Wie ein gut vorbereiteter Referent trug der grüne Verkehrsminister François Bausch vor. Als er am Dienstag im CAPE in Ettelbruck seinen nationalen Mobilitätsplan für 2035 vorstellte, präsentierte er ihn bereits zum vierten Mal. Der ländliche Raum führte bei seiner Verwaltung zu Kopfzerbrechen: Ein kaum besiedelte Region, mit unterschiedlichen Bedürfnissen und weit auseinander liegenden Ortschaften. 24 Prozent aller Fortbewegungen verlassen dabei nicht die ruralen Gebiete, wie aus einer Verkehrsstudie von 2017 hervorgeht. Eine Mehrheit der ruralen Bewohner bewegt sich jedoch in die Agglomerationen – zur Arbeit oder für Freizeitaktivitäten. Hauptbus- und Zugachsen, an die Zubringerbusse oder Park & Rides gekoppelt sind, und ländliche Radwege sollen den Verkehr künftig multimodal gestalten.

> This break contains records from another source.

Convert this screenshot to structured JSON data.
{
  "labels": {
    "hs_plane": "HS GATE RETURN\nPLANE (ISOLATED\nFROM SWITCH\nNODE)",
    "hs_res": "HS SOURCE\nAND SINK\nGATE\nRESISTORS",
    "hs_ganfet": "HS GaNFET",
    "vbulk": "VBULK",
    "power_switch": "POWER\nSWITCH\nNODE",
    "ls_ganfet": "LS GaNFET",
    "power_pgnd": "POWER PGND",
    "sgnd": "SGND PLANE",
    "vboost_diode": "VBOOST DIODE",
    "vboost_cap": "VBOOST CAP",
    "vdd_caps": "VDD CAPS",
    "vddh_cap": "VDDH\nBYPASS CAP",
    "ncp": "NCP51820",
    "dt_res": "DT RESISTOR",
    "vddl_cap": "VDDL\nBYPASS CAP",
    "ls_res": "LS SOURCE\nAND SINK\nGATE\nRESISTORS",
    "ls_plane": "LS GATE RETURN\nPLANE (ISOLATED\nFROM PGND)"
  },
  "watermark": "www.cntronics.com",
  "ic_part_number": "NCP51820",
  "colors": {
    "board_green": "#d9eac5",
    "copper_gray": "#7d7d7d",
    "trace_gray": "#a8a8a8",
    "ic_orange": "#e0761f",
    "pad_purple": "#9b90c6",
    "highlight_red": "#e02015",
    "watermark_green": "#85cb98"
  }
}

Für den Plan national mobilité 2035 (PNM) wurde die Inanspruchnahme von Autos, Bussen, Zügen und Fahrrädern sowie das Fußgängerverhalten analysiert. Anhand von Zahlen des Statec simulierten Infrakstruktur- und Transportberater ein künftiges Verkehrsnetz für eine Mobilitässteigerung von 40 Prozent. Geschätzt wird, dass in der kommenden Dekade die Zahl der täglichen Fortbewegungen von zwei Millionen auf 2,8 Millionen steigen wird. Um einen Dauerstau zu verhindern, sollten allerdings nur sechs Prozent mehr mit dem Auto getätigt werden. Vor allem das Rad könnte sich als vollwertiges Individual-Verkehrsmittel durchsetzen, denn, so erläuterte François Bausch am Dienstag, etwa die Hälfte aller Verkehrsbewegungen sind kürzer als fünf Kilometer: „Daat ass super fir de Velo“, freute sich der grüne Minister.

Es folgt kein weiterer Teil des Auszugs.